The next morning, I tear myself from the hotel and plunge into the crowds outside. Dodging the touts selling cut-price tickets to the Empire State Building, I stumble upon Koreatown: a little slice of Seoul that stretches along West 32nd Street between Fifth and Sixth Avenues. It’s a short road and it’s noisy, busy and lit with lurid neon signs. But it’s also a foodie’s heaven. Lining the street are countless restaurants, cafes and bars serving everything from kimchi to wasabi crisps to eye-wateringly strong glasses of the Korean spirit soju. When you look up at the buildings above the restaurants, all you can see are glaring signs advertising karaoke bars, hairdressers and the countless other Korean businesses that fill these buildings to the rafters.
After a meal in Koreatown, it’s a short subway ride or a half-hour walk uptown to the Museum of Modern Art (Moma). Regularly named as one of the best museums in the world, Moma welcomes an enormous 2.5 million visitors into its Midtown headquarters every year. The sheer number of people flocking to the museum isn’t particularly surprising once you’ve read through Moma’s list of works, which includes pieces by Picasso, Henri Matisse, Vincent Van Gogh, Frida Kahlo and Francis Bacon, among many others. Alongside the museum’s unbeatable roster of paintings, there are also galleries dedicated to photography, architecture and design.
For the art lovers who have to be shooed out of Moma as it closes in the early evening, there are plenty of local bars to dive into where you can relax and reflect upon all the works of art that you’ve seen. Champagne bar Flûte is popular, as is the speciality bar The Rum House, but it’s The Campbell Apartment hidden above Grand Central Station that’s most famous among locals. The crowd at The Campbell Apartment is neither tourist- nor businessman-heavy, making it a welcome respite from the teeming train station just below. With its red-leather stools, charming staff and list of cocktails with names like Prohibition Punch and Kentucky Ginger, the bar feels like something out of The Great Gatsby, so perhaps it’s no surprise that New Yorkers want to keep it a secret.
The few times that I do leave Midtown, Langham Place proves itself perfectly positioned to explore the rest of New York. From the hotel, it’s just a quick subway ride or leisurely walk uptown to Central Park, Museum Mile and the wildly expensive charms of the Upper East Side.
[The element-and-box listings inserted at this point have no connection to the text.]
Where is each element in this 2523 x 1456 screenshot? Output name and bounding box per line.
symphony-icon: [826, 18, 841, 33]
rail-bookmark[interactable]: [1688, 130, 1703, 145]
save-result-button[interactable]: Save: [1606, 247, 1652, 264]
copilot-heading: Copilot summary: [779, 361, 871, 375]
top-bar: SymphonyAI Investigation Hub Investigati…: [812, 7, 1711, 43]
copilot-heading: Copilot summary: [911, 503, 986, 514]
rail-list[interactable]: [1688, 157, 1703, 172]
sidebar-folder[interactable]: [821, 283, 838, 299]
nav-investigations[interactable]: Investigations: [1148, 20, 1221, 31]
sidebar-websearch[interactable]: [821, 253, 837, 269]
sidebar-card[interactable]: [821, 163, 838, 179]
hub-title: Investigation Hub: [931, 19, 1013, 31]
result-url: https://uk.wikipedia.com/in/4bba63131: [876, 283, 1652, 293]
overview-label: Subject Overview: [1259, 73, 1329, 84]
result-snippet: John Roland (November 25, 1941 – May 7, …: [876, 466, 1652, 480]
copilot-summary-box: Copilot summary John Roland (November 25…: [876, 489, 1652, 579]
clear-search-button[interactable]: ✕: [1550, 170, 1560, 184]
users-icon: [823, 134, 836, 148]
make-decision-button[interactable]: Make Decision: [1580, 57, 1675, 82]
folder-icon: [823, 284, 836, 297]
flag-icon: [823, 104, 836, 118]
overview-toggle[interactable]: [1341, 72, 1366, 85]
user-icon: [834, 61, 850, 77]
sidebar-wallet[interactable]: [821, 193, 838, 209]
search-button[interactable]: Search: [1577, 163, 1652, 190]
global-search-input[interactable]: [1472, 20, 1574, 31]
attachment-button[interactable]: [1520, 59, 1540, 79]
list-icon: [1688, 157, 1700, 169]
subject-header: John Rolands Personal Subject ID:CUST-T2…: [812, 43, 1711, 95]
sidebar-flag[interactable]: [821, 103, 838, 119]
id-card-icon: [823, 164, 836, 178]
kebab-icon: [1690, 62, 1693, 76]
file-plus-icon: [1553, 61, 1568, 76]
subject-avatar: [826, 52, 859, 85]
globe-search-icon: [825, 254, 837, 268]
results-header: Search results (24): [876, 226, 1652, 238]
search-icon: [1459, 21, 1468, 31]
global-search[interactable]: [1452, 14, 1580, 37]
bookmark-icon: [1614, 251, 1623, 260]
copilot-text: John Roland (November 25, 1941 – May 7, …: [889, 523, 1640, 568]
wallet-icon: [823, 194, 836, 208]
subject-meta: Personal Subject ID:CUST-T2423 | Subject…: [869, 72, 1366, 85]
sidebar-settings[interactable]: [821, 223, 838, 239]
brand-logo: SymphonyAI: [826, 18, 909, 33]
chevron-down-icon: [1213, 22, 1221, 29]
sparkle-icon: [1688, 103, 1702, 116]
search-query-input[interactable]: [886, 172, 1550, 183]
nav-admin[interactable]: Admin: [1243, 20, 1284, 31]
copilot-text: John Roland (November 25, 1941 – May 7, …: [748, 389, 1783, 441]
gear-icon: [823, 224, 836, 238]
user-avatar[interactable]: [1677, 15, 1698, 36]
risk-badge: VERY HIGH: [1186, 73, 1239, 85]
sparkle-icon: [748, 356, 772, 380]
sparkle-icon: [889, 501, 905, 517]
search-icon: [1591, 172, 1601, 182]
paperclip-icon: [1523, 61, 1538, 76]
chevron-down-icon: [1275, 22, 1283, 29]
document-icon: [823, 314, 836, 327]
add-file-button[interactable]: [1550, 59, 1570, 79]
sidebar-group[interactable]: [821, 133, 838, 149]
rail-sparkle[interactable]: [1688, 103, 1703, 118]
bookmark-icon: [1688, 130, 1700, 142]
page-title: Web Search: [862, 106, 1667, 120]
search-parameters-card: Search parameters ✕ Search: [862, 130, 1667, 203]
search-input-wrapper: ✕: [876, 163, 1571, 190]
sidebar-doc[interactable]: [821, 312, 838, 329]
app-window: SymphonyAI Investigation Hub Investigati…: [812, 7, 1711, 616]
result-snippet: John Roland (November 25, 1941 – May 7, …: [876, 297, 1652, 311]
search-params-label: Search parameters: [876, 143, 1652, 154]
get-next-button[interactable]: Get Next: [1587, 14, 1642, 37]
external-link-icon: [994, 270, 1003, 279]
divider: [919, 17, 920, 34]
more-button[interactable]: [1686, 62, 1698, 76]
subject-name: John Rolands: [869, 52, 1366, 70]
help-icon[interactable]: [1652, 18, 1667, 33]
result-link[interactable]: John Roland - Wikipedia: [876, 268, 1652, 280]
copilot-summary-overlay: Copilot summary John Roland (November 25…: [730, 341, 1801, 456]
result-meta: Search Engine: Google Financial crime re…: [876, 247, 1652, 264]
In the other direction, the theatres of Broadway, art galleries of Chelsea and bohemian shops of the West Village are also within easy strolling distance.
Walking along Fifth Avenue one evening inspires my somewhat belated realisation that Manhattan is actually a pretty small island. But looking across it from my suite in Langham Place, with my books on the bedside table, takeaway Shake Shack in the kitchen and a smattering of friends gathered in the living room, Midtown starts to feel – for just a few days – like home. And a pretty cool home at that.